Berlin. Die Bundesregierung plant die Einführung einer gesetzlichen investitionsverpflichtung medien mit einem Rechterückbehalt. Die Medienbranche kritisiert den „Investitionspakt“ als ungünstigen Ansatz, der eine schnelle und unbürokratische Lösung erschwere.
Investitionspflicht Jetzt: Chancen und Herausforderungen der gesetzlichen Investitionsverpflichtung Medien
Die Bundesregierung hat einen Plan vorgestellt, der Medienunternehmen verpflichtet, bestimmte Investitionen zu tätigen. Dieses Vorhaben sieht zudem eine Regelung zum Rechterückbehalt vor. Laut dem Verband Privater Medien (VAUNET) ignoriert diese Maßnahme bisherige Zusagen der Streaming-Anbieter und stellt damit eine Enttäuschung für die Branche dar.
Kritik am Investitionspakt
Der sogenannte „Investitionspakt“ sieht eine Investitionsquote vor, die über dem europäischen Durchschnitt liegt, kombiniert mit hohen Subquoten und Vorgaben zur Rechteteilung. Diese Vorgaben werfen nach Aussagen von VAUNET Fragen zur rechtlichen Zulässigkeit und Marktkonformität auf. Zudem sei noch unklar, wie Entlastungsklauseln wie Opt-outs oder Öffnungsklauseln zur Verhältnismäßigkeit beitragen sollen.

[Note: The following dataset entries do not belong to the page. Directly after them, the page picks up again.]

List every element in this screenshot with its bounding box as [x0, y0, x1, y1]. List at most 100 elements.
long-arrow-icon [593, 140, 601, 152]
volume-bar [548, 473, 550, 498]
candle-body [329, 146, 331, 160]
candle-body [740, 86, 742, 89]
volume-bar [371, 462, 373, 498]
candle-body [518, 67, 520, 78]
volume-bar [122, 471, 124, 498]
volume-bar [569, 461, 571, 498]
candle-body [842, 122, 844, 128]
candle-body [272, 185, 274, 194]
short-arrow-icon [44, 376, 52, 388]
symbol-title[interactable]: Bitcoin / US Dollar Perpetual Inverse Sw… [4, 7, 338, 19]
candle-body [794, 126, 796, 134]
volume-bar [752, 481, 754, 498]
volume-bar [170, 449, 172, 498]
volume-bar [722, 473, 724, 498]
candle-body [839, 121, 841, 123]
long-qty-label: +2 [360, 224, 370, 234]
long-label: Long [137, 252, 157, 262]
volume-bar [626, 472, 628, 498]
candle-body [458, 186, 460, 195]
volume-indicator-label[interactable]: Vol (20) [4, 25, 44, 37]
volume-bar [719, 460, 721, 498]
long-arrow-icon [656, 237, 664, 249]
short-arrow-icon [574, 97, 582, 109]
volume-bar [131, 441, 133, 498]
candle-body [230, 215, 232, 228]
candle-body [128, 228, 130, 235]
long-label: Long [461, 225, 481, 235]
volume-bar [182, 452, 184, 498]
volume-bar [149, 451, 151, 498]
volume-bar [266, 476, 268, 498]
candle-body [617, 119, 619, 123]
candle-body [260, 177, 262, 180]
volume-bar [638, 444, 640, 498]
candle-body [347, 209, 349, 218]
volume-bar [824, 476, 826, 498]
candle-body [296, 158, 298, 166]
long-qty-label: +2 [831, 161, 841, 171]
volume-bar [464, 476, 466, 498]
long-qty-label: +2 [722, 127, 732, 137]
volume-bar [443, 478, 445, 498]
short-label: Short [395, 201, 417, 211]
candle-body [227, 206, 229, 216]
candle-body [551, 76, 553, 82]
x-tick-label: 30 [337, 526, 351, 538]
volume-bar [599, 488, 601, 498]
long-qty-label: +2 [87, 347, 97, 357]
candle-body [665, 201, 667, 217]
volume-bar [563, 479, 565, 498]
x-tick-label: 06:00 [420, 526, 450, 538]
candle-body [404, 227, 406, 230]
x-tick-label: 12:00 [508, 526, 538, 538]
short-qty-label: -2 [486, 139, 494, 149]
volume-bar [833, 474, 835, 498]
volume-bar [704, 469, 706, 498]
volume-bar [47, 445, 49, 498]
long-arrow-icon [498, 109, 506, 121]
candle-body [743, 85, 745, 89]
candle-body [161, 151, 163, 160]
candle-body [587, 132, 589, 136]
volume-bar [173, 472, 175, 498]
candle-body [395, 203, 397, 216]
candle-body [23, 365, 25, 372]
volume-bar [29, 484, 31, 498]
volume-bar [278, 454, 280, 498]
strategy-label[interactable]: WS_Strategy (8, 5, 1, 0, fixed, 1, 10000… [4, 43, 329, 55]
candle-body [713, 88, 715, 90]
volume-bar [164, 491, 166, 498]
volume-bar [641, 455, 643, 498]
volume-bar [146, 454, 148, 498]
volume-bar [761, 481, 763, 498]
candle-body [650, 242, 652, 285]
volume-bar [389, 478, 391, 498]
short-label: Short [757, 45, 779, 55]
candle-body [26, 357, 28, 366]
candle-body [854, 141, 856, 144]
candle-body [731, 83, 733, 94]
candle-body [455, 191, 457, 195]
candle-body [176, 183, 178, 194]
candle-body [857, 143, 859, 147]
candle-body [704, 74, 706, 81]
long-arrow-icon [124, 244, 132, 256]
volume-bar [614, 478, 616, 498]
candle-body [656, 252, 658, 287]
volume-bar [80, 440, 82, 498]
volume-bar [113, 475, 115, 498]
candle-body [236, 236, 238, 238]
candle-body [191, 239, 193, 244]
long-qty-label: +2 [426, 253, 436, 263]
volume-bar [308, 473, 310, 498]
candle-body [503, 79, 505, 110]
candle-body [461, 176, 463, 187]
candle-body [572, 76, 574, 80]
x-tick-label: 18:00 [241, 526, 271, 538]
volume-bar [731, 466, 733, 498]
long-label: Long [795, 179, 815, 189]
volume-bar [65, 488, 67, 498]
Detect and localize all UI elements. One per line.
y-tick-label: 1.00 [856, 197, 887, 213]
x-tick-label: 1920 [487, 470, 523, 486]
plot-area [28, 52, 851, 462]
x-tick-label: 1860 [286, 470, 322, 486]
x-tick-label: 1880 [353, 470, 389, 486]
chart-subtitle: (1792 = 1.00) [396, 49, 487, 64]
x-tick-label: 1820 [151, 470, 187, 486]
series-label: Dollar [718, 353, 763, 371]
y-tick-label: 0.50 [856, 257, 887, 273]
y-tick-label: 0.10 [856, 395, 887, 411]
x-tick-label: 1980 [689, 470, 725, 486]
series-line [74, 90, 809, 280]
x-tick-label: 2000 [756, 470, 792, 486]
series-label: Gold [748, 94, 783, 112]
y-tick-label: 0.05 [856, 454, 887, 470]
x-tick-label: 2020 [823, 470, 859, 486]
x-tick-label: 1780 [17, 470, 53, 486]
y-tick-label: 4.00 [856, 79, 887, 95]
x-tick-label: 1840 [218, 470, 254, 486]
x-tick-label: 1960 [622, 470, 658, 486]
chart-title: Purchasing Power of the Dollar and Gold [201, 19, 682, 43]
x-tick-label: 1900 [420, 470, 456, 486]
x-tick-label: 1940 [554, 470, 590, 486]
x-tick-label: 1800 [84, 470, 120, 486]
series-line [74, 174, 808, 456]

Alternativen und rechtliche Bedenken
VAUNET befürwortet stattdessen ein nachhaltiges Fördersystem, etwa ein Tax Incentive-Modell, das besser Anreize für Investitionen in Deutschland biete. Der Verband fordert, dass die endgültigen Vorgaben sich an europäischen Durchschnittswerten orientieren und möglichst auf strenge Subquoten und Rechteteilungsregelungen verzichten. Rechteteilung werde als Instrument vor allem in Verbindung mit Förderungen oder Steueranreizen gesehen.
„Ein Anreiz für mehr Investitionen in Deutschland hätte nach wie vor nur ein nachhaltiges Fördersystem wie z. B. ein Tax Incentive-Modell geboten“, sagte VAUNET.
Welche Bedeutung das für die Region hat, zeigt der folgende Abschnitt.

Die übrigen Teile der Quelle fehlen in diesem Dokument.